When running this code, we get a data frame called df:

92984sc-op-4043607
Df data frame

(Source: personal computer)

Vertical bar separator

Therefore, a file delimited by vertical bars can be read by:

df = pd.read_csv("C:UsersRahulDesktopExample.csv", sep = '|')

Colon separator

And a colon delimited file can be read by:

df = pd.read_csv("C:UsersRahulDesktopExample.csv", sep = ':')

Tabs separator

We can often find data sets in file format .tsv. These .tsv files have tab separated values ​​or we can say it has a tab space as delimiter. Said files can be read using the same function .read_csv () from pandas and we need to specify the delimiter. For instance:

df = pd.read_csv("C:UsersRahulDesktopExample.tsv", sep = 't')
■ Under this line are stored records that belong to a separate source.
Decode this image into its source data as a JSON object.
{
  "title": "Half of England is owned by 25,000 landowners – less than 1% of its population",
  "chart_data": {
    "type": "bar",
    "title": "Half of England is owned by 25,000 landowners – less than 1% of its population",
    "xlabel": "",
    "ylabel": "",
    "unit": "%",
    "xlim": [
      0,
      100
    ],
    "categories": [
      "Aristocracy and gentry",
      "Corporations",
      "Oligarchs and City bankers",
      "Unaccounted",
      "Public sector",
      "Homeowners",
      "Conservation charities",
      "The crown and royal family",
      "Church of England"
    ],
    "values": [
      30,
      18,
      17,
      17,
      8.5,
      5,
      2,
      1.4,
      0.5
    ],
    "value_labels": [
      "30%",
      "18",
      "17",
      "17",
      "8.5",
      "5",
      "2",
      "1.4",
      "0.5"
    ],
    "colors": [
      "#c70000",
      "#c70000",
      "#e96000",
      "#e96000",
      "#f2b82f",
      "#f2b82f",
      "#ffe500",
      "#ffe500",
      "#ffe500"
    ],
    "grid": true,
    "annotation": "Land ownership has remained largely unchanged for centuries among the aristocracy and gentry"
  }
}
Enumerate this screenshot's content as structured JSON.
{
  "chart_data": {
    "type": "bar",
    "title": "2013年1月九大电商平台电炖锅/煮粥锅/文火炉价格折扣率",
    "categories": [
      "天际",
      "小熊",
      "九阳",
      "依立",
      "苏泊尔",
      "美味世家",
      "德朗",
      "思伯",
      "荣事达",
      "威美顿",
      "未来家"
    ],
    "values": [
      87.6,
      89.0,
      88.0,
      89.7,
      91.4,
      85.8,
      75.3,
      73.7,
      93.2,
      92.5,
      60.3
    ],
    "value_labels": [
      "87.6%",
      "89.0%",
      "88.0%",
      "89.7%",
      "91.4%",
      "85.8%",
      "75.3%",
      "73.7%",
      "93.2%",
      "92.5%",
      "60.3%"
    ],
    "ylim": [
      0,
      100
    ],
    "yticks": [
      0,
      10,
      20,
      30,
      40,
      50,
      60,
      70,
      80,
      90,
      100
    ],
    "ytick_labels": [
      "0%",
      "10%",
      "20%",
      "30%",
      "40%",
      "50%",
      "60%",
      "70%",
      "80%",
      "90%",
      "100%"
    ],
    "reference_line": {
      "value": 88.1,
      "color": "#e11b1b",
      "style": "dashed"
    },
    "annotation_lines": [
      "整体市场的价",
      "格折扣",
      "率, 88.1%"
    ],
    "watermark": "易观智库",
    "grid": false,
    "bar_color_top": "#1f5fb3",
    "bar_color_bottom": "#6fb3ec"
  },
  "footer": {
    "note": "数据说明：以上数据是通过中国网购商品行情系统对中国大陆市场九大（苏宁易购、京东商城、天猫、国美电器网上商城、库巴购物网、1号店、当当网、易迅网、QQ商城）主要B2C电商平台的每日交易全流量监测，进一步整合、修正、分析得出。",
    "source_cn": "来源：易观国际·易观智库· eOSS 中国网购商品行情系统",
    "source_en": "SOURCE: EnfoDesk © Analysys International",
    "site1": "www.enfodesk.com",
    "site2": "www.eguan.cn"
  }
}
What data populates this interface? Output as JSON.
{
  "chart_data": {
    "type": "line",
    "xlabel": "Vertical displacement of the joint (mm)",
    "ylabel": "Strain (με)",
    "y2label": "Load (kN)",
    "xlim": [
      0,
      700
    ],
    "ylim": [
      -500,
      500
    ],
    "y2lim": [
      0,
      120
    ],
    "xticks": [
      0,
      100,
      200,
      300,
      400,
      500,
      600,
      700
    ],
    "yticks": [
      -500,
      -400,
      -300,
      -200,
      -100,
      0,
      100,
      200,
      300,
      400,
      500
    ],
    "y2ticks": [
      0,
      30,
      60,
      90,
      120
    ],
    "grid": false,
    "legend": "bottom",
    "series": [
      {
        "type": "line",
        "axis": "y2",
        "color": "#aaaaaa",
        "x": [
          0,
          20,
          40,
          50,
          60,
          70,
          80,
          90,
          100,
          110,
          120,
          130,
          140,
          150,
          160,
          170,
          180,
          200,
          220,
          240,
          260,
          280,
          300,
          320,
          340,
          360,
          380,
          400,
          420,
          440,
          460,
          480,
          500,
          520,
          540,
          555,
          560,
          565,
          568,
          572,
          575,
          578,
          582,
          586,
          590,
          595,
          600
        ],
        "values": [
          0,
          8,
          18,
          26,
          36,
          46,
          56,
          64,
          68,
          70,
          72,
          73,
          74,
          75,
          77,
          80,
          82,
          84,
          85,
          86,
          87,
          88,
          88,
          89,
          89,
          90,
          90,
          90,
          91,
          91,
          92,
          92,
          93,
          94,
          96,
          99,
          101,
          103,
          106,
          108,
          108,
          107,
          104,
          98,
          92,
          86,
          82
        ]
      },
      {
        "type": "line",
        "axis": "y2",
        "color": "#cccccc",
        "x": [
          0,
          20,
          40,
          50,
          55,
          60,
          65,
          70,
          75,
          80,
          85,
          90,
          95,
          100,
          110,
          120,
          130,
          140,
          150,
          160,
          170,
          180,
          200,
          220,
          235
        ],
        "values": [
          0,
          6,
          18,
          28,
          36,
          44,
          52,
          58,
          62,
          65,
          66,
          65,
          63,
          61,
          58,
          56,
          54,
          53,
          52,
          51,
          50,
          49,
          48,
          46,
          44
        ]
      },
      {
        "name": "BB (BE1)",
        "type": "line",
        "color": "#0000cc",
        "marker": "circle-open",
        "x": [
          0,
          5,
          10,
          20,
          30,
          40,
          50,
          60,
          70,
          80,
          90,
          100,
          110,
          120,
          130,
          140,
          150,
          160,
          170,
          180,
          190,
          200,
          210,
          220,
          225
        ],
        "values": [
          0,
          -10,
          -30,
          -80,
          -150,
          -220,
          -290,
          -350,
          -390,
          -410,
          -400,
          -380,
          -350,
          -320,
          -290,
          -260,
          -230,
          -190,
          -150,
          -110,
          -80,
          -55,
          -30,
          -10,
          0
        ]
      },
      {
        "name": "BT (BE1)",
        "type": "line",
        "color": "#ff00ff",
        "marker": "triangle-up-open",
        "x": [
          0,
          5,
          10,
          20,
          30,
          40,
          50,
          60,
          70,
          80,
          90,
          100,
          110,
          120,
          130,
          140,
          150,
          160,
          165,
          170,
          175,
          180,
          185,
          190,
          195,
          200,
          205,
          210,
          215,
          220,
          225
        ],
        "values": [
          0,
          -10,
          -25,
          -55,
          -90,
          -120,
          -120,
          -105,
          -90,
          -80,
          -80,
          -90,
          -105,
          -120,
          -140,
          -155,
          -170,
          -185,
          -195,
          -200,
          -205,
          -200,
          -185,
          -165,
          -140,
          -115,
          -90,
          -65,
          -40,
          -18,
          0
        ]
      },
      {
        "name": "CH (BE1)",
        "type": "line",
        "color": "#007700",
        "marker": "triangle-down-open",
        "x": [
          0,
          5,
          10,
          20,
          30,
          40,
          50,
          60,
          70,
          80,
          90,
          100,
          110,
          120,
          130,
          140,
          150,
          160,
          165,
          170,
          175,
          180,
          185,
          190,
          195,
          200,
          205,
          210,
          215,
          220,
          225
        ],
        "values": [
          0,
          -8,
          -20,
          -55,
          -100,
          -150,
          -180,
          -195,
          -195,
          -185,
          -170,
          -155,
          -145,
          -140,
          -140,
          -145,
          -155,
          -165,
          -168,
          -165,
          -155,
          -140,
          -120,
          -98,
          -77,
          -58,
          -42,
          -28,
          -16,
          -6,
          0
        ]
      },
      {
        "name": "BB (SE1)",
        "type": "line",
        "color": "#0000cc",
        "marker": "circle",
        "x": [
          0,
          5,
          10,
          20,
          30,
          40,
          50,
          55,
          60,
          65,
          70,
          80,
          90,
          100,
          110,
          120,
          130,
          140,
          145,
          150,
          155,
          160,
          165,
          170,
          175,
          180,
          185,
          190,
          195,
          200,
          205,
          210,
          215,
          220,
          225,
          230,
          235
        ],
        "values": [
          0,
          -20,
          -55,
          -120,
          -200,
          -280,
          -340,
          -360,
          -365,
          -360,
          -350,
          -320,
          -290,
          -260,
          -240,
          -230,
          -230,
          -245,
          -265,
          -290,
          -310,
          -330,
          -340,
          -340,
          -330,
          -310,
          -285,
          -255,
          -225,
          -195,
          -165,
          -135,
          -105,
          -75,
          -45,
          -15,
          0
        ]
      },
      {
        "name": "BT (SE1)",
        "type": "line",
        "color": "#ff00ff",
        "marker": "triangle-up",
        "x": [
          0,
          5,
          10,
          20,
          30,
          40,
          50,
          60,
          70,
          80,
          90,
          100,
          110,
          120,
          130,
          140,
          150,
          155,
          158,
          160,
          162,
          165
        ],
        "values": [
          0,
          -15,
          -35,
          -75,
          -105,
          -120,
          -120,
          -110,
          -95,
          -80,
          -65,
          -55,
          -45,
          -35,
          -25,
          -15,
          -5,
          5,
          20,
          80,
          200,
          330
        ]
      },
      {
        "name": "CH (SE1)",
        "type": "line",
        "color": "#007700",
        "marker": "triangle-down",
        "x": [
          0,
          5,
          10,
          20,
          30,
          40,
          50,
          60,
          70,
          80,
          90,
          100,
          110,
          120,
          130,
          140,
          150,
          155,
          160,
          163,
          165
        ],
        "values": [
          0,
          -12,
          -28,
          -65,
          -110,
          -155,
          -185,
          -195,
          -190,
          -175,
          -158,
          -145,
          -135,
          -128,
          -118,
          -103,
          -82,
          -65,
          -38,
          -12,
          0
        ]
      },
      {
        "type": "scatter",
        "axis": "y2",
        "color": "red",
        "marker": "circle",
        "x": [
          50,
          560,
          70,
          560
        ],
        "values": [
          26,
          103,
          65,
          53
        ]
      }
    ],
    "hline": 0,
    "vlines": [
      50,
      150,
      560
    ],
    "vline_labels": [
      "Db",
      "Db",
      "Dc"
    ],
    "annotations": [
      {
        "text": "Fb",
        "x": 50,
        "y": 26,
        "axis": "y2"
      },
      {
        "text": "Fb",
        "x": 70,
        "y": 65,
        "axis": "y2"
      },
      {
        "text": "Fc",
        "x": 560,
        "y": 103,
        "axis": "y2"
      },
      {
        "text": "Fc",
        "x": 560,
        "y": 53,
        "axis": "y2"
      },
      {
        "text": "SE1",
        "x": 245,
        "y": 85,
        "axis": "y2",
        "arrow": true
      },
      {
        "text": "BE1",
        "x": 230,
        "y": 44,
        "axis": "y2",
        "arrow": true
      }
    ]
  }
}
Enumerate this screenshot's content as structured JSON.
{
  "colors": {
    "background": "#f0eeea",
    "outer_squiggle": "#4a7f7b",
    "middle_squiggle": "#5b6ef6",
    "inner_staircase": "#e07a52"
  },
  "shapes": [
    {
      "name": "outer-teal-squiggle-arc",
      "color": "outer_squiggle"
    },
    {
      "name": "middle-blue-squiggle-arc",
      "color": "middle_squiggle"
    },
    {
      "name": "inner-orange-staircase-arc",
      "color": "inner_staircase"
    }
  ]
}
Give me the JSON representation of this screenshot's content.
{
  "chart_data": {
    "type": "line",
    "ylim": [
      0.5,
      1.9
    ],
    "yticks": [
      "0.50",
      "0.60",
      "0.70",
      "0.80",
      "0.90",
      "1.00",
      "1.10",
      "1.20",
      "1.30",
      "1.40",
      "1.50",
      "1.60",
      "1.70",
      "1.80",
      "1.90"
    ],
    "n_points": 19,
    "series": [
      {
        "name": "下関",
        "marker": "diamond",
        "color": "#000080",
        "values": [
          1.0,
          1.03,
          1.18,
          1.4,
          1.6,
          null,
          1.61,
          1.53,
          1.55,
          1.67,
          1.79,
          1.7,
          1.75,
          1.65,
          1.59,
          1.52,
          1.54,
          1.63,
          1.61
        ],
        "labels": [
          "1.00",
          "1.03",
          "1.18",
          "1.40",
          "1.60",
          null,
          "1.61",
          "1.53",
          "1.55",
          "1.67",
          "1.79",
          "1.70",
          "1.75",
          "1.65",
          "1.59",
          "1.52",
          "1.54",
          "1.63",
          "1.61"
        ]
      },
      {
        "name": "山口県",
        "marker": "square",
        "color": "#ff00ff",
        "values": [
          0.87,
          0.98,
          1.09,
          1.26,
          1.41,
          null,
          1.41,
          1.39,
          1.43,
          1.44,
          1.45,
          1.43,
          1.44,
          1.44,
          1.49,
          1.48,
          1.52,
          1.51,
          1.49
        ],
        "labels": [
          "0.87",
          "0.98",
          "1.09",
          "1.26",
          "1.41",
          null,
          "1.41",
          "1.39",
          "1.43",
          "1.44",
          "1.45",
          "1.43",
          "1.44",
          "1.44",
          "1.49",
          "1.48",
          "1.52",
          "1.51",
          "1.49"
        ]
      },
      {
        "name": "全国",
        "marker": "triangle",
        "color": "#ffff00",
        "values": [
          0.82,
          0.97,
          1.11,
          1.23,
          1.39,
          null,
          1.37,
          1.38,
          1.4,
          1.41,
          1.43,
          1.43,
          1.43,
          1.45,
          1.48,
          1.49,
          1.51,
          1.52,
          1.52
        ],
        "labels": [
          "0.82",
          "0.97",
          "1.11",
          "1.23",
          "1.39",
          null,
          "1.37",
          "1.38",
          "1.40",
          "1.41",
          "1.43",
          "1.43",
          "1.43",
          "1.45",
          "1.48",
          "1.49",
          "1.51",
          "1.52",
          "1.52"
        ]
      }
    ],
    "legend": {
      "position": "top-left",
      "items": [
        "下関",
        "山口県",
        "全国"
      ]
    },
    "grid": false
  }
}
Similarly, other separators may be used based on the identified delimiter of our data.

Conclution

It is always useful to check how our data is stored in our dataset. You need to understand the data before you start working with it. A delimiter can be identified effortlessly by checking the data. According to our inspection, we can use the relevant delimiter in the sep parameter.

The media shown in this article is not the property of DataPeaker and is used at the author's discretion.

Subscribe to our Newsletter

We will not send you SPAM mail. We hate it as much as you.